Disturbing encounter #1: I am walking down our street in our new city, balancing a very cranky heavy little boy and pushing the container of flesh eating ants or so you’d think from his screams stroller with my remaining pinky finger.  An older couple is leaving their house.  I smile at them and say hi and they smile back and coo at the boy.  “He playing football?” asks the man, apropos of nothing.  “A little young for that” I say. “Bet Daddy’s at home watching the game” he says.

Ball!

Most people correctly read Pepito as adopted – he looks nothing like me – nothing even like what might come of me and a latino sperm donor.   And while lots of straight folks have adopted kids, the obvious lack of resemblance does tend to reduce people’s attempts to assign responsibility for noses and eyebrows: I don’t hear a lot of “oh, so does his dad have jet black hair and chubby cheeks?”  And I have the dubious luxury of passing – that is to say - my personal appearence doesn’t trip off most straight people’s gaydar.

Lots of things run through my mind, this man is missing most of his teeth, as is his wife.  There is a big flag in their front window.  I am not sure that same-sex adoptive families are a part of their regular scheduled programming.  [Until we moved to our previous city, my experience of other gay and lesbian folk was pretty limited to people from the same middle-class, education is everything, socioeconomic bracket as my family.  I still tend to (incorrectly?) correlate higher socioeconomic status with higher likeliness to accept queers.] He is my neighbor, give or take a dozen houses.  I am carrying a very heavy child who may start screaming again, complete with huge fat heart breaking tears, at any moment.
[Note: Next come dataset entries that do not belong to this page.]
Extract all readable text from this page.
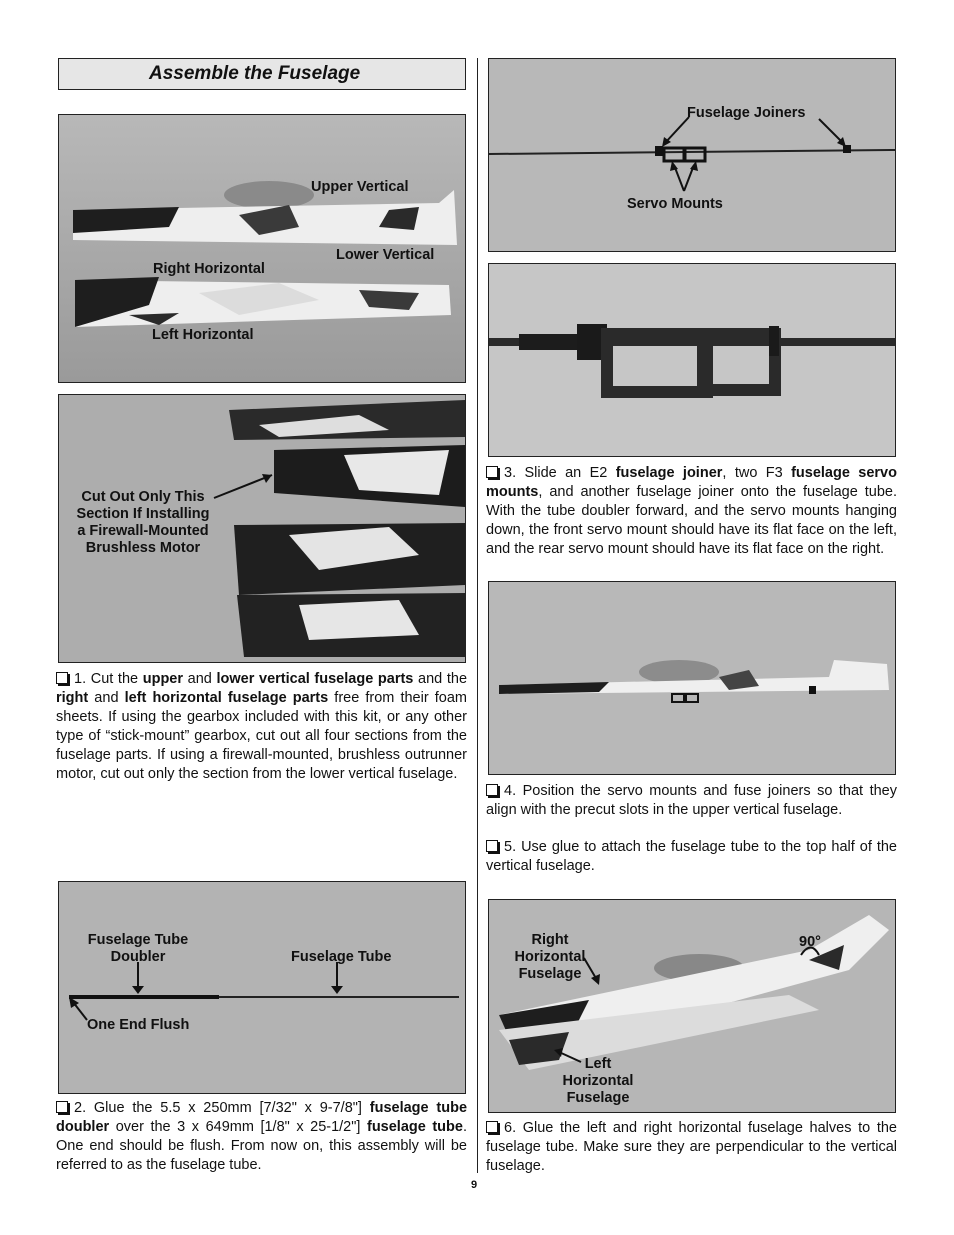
Assemble the Fuselage
Upper Vertical
Lower Vertical
Right Horizontal
Left Horizontal
Cut Out Only This
Section If Installing
a Firewall-Mounted
Brushless Motor
1. Cut the upper and lower vertical fuselage parts and the right and left horizontal fuselage parts free from their foam sheets. If using the gearbox included with this kit, or any other type of “stick-mount” gearbox, cut out all four sections from the fuselage parts. If using a firewall-mounted, brushless outrunner motor, cut out only the section from the lower vertical fuselage.
Fuselage Tube
Doubler	Fuselage Tube
One End Flush
2. Glue the 5.5 x 250mm [7/32" x 9-7/8"] fuselage tube doubler over the 3 x 649mm [1/8" x 25-1/2"] fuselage tube. One end should be flush. From now on, this assembly will be referred to as the fuselage tube.
Fuselage Joiners
Servo Mounts
3. Slide an E2 fuselage joiner, two F3 fuselage servo mounts, and another fuselage joiner onto the fuselage tube. With the tube doubler forward, and the servo mounts hanging down, the front servo mount should have its flat face on the left, and the rear servo mount should have its flat face on the right.
4. Position the servo mounts and fuse joiners so that they align with the precut slots in the upper vertical fuselage.
5. Use glue to attach the fuselage tube to the top half of the vertical fuselage.
Right
Horizontal
Fuselage
90°
Left
Horizontal
Fuselage
6. Glue the left and right horizontal fuselage halves to the fuselage tube. Make sure they are perpendicular to the vertical fuselage.
9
I give a non-committal grunt, say nothing, and move on.

Disturbing Encounter #2: I have the boy nestled in the ergo, trying to convince him that naps are not for other babies.  I am trying to put up a clothesline in our back yard.  An older Caribbean man is working in our next door neighbors’ (very welcoming) yard.  He asks if I need help with the clothesline.  I politely decline.  He asks about the baby.  Ten months, blah blah blah.  He says: daddy oughta be puttin’ that line up for you.  Why can’t his daddy do that?  He doesn’t have a daddy.  He has two mommies.  Boy needs a daddy.  He’s got lots of uncles, and two moms who love him.  Hmmmp.  A boy needs a daddy.  He continues talking to me, explaining that my son needs a daddy until I excuse myself to put the boy down for a nap.  I leave feeling angry that I have, essentially, been driven out of my yard because I don’t want to continue this conversation and because I don’t want to fumble my way through putting up the clothesline in front of him.

I don’t know exactly why I share these encounters.  I wonder about my own assumptions about class and race and religion.  Why do I casually mention my partner and P’ito’s two mommy status freely to the white tatooed cashier at the supermarket checkout but not to the African-American woman on the bus who admires his yummy cheeks and brown eyes and asks me if he’s spanish? 

I think of the security guard at my old job, who proudly told me about her niece’s wedding, and how she flummoxed my expectations.  Incidents like these make me wonder – how do I protect my son and yet not give in to my own prejudices?  And yet, how can I be a good parent to a child of color if I don’t confront my own assumptions?